First off, a caveat: The editorial reviews (above) for this fine, provocative novel do the disservice of revealing its entire story like Cliff Notes. Best to avoid reading them if you prefer the pleasure of discovering a novel's storyline as it's revealed by the author.In its 166 pages, this short novel has a lot on its mind. Readers eager to defend the benefits of unchecked globalization will no doubt take offense at the critique of its impact on lesser developed countries, including Egypt and the rest of the Arab world as represented here by Sun`Allah Ibrahim. Meanwhile, its vision of the individual overwhelmed by social and political forces beyond his understanding applies anywhere dissent is suppressed and might makes right, which can happen even in self-proclaimed "free" societies.There is plenty of Kafka and some Orwell in these pages, and the narrator's sardonic point of view owes much surely to the author's experience as a political prisoner during the tumultuous years of revolution in his home country. One does not suffer physically and psychologically for one's ideals and look respectfully at those whose chief objectives have been to amass power and wealth at the expense of others. Readers of any political persuasion should find the ironies at the center of this book a thought-provoking challenge to whatever they believe about what it means to be an individual in a binary world where people increasingly show up as survey results, digits on spreadsheets, and numbers in headlines.

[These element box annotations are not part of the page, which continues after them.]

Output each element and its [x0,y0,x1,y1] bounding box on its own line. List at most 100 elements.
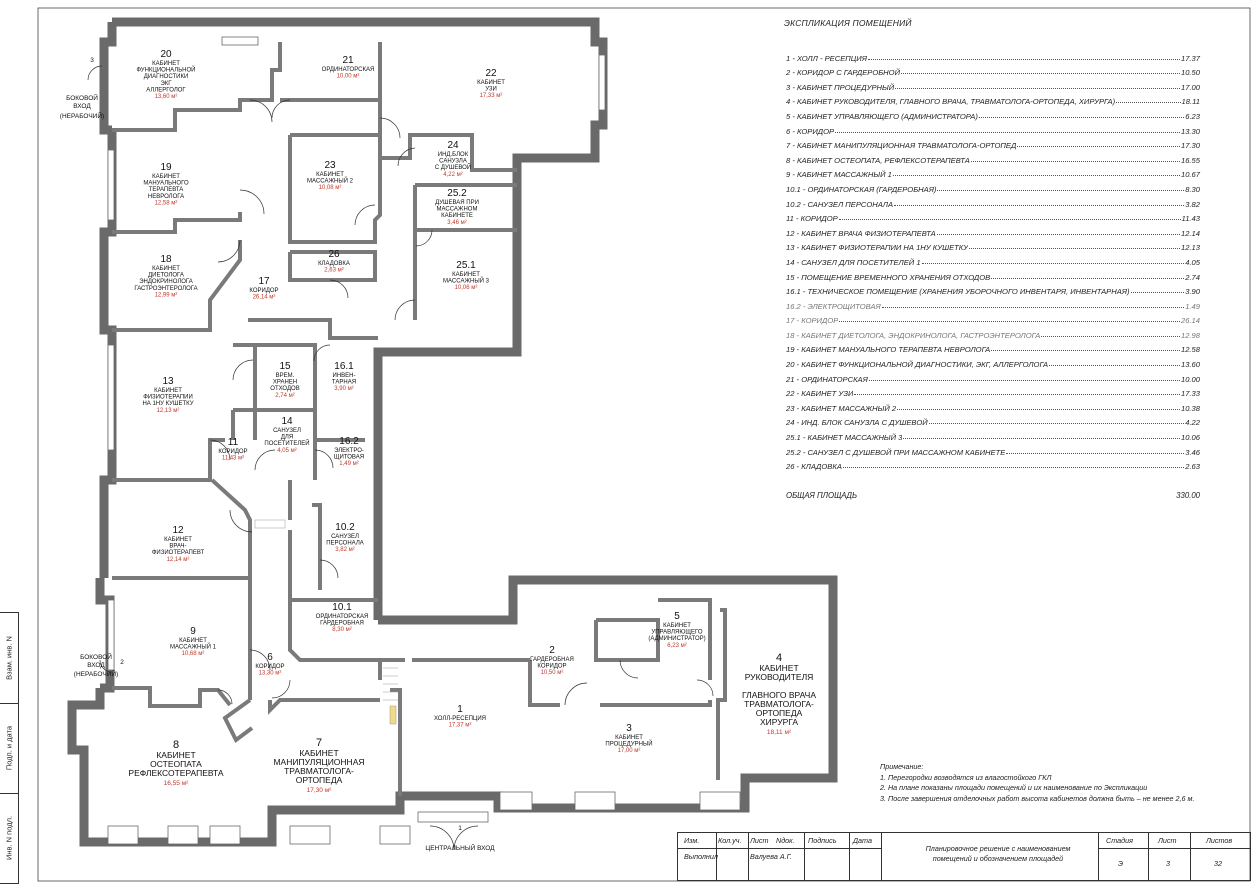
notes: Примечание: 1. Перегородки возводятся из… [880,762,1194,804]
room-name: ТЕРАПЕВТА [149,187,184,193]
explication-value: 3.82 [1185,199,1200,209]
room-area: 17,37 м² [449,723,472,729]
room-area: 26,14 м² [253,295,276,301]
room-number: 25.2 [447,188,467,199]
room-name: С ДУШЕВОЙ [435,163,471,171]
explication-leader [838,219,1181,221]
room-name: САНУЗЛА [439,159,467,165]
room-name: КАБИНЕТ [299,748,338,758]
room-number: 16.2 [339,436,359,447]
tb-sheets: 32 [1214,859,1222,868]
room-name: КАБИНЕТ [663,623,691,629]
explication-total: ОБЩАЯ ПЛОЩАДЬ 330.00 [786,491,1200,500]
explication-label: 19 - КАБИНЕТ МАНУАЛЬНОГО ТЕРАПЕВТА НЕВРО… [786,345,991,355]
side-entrance-bottom-label-1: БОКОВОЙ [80,652,112,661]
tb-col-sheets: Листов [1206,836,1233,845]
explication-value: 3.46 [1185,447,1200,457]
room-area: 4,05 м² [277,448,296,454]
tb-sheet: 3 [1166,859,1170,868]
room-name: ДЛЯ [281,435,293,441]
explication-leader [867,58,1180,60]
room-name: РЕФЛЕКСОТЕРАПЕВТА [128,768,224,778]
explication-leader [868,379,1180,381]
explication-leader [1130,292,1185,294]
explication-value: 12.98 [1180,330,1200,340]
explication-value: 10.06 [1180,433,1200,443]
room-name: ВРАЧ- [169,544,186,550]
room-name: ХРАНЕН [273,380,297,386]
room-area: 17,30 м² [307,787,333,794]
explication-leader [1049,365,1180,367]
explication-leader [969,248,1180,250]
explication-label: 6 - КОРИДОР [786,126,835,136]
explication-label: 13 - КАБИНЕТ ФИЗИОТЕРАПИИ НА 1НУ КУШЕТКУ [786,243,969,253]
total-value: 330.00 [1176,491,1200,500]
explication-label: 3 - КАБИНЕТ ПРОЦЕДУРНЫЙ [786,82,895,92]
note-item: 2. На плане показаны площади помещений и… [880,783,1148,793]
tb-header: Изм. [684,836,700,845]
explication-leader [881,306,1185,308]
room-number: 16.1 [334,361,354,372]
explication-label: 14 - САНУЗЕЛ ДЛЯ ПОСЕТИТЕЛЕЙ 1 [786,257,921,267]
room-name: УЗИ [485,87,497,93]
door-swings [87,65,714,851]
tb-description: Планировочное решение с наименованием по… [925,844,1071,863]
room-name: НА 1НУ КУШЕТКУ [142,401,193,407]
explication-row: 19 - КАБИНЕТ МАНУАЛЬНОГО ТЕРАПЕВТА НЕВРО… [786,340,1200,355]
explication-row: 10.1 - ОРДИНАТОРСКАЯ (ГАРДЕРОБНАЯ)8.30 [786,179,1200,194]
explication-leader [937,189,1185,191]
room-name: ЭНДОКРИНОЛОГА [139,279,193,285]
explication-label: 10.1 - ОРДИНАТОРСКАЯ (ГАРДЕРОБНАЯ) [786,184,937,194]
room-number: 12 [172,525,184,536]
explication-value: 11.43 [1181,214,1200,224]
room-name: ГАРДЕРОБНАЯ [320,621,364,627]
room-name: КАБИНЕТ [154,388,182,394]
room-number: 1 [457,704,463,715]
room-number: 25.1 [456,260,476,271]
tb-header: Подпись [808,836,837,845]
explication-label: 2 - КОРИДОР С ГАРДЕРОБНОЙ [786,68,901,78]
room-name: ФУНКЦИОНАЛЬНОЙ [136,66,195,74]
explication-value: 12.13 [1180,243,1200,253]
room-name: ДУШЕВАЯ ПРИ [435,200,479,206]
explication-label: 11 - КОРИДОР [786,214,838,224]
tb-col-sheet: Лист [1158,836,1177,845]
explication-leader [894,204,1185,206]
room-name: МАССАЖНЫЙ 3 [443,277,490,285]
tb-col-stage: Стадия [1106,836,1133,845]
room-area: 1,49 м² [339,461,358,467]
tb-header: Дата [853,836,872,845]
side-entrance-bottom-num: 2 [120,659,124,666]
explication-value: 12.58 [1180,345,1200,355]
tb-author: Валуева А.Г. [750,852,792,861]
explication-value: 17.33 [1180,389,1200,399]
side-entrance-bottom-label-2: ВХОД [87,662,105,669]
room-area: 10,08 м² [319,185,342,191]
explication-leader [936,233,1180,235]
side-stamp: Взам. инв. N Подп. и дата Инв. N подл. [0,612,19,884]
side-stamp-cell: Инв. N подл. [4,815,14,861]
explication-value: 17.00 [1180,82,1200,92]
room-number: 13 [162,376,174,387]
explication-leader [970,160,1180,162]
room-name: АЛЛЕРГОЛОГ [146,87,186,93]
explication-leader [895,87,1180,89]
explication-leader [1006,452,1185,454]
room-name: МАССАЖНЫЙ 1 [170,643,217,651]
explication-label: 25.2 - САНУЗЕЛ С ДУШЕВОЙ ПРИ МАССАЖНОМ К… [786,447,1006,457]
room-area: 12,99 м² [155,292,178,298]
room-area: 11,43 м² [222,456,244,462]
room-number: 9 [190,626,196,637]
room-area: 16,55 м² [164,780,190,787]
explication-label: 16.2 - ЭЛЕКТРОЩИТОВАЯ [786,301,881,311]
room-number: 11 [228,437,239,448]
room-name: МАССАЖНЫЙ 2 [307,177,354,185]
explication-leader [928,423,1185,425]
room-name: ОРДИНАТОРСКАЯ [316,614,369,620]
explication-label: 9 - КАБИНЕТ МАССАЖНЫЙ 1 [786,170,892,180]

Written from 1979-81, this short novel invites immediate comparison to Kafka's "The Trial". In it, an unnamed man is summoned to appear before a mysterious and apparently powerful committee who will apparently judge him in some way-although what this actually means is left unexplained. The first theme of the tale emerges when the committee asks him, "By which momentous event among the wars, revolutions, or inventions will our century be remembered in the future?" This results in a lecture on globalism (remember this was written over 20 years ago) via a capsule history of Coca-Cola and its proliferation across the world in the years after WWII. The second theme comes forth when the committee directs him to write "a study on the greatest contemporary Arab luminary." This drives him to research a powerful and mysterious man known simply as "the Doctor," a man with fingers in every conceivable pie. Given the timing of the writing, one could well read "the Doctor" as representing Sadat's "open-door" economic policies and the entire book as a satirical attack on those policies and the figures behind them. Despite the censorious obstacles in his path, the narrator manages to start uncovering nuggets of truth about "the Doctor." Unsurprisingly, this angers the committee and he is commanded to pick another subject which leads to a surreal (and satirical) climax.